Apple iPhone X receives FCC certification

With pre-orders for the Apple iPhone X starting in 22 days, and the launch taking place (at least for now) on November 3rd, the tenth anniversary iPhone has finally been certified by the FCC. That action allowed Apple to remove the disclaimer from its website that said it could not sell or lease the device without receiving authorization from the government regulatory agency. A trio of iPhone X models now have the green light to be offered for sale in the states.

The FCC must test all devices that will be sold in the U.S. with a radio inside.
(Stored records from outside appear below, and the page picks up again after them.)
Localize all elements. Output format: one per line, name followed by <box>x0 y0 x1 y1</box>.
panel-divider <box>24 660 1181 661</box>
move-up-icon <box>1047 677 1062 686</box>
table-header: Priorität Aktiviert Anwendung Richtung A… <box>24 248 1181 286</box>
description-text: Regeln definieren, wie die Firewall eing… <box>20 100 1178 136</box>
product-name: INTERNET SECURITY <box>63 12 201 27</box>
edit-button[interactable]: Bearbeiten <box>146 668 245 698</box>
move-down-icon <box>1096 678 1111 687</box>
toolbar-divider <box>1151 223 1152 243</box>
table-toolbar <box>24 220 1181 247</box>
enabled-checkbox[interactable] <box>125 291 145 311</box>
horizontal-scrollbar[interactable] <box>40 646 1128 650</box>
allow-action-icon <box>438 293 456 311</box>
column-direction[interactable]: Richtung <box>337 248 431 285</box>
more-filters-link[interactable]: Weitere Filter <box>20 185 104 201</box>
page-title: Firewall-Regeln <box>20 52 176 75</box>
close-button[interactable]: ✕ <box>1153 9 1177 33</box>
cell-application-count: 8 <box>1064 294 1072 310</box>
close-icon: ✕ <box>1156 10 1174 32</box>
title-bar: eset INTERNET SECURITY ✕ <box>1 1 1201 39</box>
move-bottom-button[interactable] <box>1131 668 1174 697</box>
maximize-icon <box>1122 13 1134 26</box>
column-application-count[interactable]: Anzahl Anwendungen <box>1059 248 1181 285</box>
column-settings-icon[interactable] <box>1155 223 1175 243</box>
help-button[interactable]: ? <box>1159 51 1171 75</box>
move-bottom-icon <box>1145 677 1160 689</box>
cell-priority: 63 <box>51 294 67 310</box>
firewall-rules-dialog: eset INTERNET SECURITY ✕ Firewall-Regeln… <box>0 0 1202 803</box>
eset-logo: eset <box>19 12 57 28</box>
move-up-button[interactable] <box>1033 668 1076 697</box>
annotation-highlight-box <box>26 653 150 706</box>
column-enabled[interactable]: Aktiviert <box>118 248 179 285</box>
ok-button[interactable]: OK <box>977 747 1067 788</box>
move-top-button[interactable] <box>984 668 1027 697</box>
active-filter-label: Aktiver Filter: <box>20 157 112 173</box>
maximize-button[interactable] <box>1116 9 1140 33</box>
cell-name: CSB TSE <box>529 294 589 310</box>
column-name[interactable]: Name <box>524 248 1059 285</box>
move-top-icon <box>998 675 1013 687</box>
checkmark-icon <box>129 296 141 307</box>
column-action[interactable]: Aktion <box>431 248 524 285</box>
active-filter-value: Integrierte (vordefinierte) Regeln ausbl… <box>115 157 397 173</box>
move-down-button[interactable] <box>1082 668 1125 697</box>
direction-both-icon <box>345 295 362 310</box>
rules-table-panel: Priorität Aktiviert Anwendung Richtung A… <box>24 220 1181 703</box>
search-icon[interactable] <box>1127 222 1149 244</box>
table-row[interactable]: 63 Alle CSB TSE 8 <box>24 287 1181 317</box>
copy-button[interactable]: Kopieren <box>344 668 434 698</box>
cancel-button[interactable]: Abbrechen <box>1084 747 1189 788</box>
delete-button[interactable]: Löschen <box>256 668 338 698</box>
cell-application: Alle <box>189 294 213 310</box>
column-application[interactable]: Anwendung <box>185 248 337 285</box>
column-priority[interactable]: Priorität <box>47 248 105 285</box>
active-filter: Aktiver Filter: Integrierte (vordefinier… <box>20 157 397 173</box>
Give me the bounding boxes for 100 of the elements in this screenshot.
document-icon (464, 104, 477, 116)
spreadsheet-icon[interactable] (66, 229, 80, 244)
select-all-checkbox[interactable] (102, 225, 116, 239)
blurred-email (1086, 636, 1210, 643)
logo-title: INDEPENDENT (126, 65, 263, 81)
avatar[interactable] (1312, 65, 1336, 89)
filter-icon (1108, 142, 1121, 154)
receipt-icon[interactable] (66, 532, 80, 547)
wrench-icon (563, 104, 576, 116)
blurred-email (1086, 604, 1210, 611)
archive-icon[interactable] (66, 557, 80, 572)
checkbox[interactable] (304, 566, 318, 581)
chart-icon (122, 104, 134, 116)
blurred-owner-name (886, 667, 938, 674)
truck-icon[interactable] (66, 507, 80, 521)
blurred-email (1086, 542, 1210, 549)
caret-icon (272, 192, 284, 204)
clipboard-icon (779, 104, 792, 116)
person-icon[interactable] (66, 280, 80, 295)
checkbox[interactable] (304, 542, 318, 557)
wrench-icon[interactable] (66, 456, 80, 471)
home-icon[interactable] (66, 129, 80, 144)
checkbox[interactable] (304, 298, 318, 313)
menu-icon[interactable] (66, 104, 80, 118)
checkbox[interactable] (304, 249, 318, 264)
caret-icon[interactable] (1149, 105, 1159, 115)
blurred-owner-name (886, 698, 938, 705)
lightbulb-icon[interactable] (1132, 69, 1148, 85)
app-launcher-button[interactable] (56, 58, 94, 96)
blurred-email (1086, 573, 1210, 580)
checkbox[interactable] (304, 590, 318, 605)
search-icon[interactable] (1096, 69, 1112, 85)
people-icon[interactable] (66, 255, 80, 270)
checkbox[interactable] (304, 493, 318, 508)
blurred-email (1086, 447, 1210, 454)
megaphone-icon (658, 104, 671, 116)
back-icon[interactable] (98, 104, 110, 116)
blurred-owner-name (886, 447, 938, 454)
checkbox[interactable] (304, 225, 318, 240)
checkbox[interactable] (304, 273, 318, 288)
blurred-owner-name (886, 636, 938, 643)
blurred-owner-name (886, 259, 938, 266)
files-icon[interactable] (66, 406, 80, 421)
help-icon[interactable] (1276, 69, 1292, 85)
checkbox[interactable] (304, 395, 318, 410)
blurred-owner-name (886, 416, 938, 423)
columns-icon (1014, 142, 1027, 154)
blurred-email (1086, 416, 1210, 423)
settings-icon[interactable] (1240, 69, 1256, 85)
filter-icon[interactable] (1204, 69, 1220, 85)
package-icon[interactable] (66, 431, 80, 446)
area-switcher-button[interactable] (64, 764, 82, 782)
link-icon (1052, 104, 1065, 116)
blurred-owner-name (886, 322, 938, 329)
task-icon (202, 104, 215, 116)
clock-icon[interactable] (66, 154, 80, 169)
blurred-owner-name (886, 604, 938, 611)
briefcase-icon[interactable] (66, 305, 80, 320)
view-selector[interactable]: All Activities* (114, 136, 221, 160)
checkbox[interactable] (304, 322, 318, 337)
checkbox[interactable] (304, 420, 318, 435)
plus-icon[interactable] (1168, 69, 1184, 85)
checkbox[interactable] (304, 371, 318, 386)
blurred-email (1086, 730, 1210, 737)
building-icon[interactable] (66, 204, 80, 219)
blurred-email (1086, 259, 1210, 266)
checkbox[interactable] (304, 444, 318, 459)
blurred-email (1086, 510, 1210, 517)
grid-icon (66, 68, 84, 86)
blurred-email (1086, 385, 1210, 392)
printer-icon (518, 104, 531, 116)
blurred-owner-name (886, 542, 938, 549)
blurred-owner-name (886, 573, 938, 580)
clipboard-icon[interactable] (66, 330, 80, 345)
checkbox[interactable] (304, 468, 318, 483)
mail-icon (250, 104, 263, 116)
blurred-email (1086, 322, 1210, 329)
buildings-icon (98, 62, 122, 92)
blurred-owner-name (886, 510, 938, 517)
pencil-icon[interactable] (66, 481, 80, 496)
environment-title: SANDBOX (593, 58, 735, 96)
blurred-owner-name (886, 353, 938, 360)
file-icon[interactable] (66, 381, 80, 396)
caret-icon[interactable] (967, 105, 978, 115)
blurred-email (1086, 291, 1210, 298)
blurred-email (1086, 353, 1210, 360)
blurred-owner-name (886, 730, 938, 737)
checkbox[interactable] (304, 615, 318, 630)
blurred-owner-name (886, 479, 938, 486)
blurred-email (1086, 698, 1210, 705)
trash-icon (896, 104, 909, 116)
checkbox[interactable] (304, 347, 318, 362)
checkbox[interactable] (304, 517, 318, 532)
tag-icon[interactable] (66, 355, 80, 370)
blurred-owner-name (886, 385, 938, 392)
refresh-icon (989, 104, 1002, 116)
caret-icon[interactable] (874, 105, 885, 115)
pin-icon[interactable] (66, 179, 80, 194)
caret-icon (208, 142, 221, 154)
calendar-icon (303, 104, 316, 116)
The regulatory agency makes sure that these products won't cause harmful interference or expose users to dangerous Radio Frequency (RF) levels.

While Apple has yet to change the launch date for the device, a report yesterday claims that Apple is achieving a yield rate of under 10% with the production of the phone. The low yield rate is believed to be due to the complexity involved in producing the TrueDepth camera. The latter is used with the Face ID facial recognition system that unlocks the phone and verifies the user's identity for Apple Pay. Yesterday's report indicated that the first one million units of the iPhone X might not be released until December.

The 64GB version of the iPhone X will be priced at $999 while the 256GB variant will cost $1,149. It will be the first iPhone to feature an OLED screen, and offers an edge-to-edge display. It will support wireless charging, and Apple's new Portrait Lighting mode that allows users to shoot portraits using preset lighting options.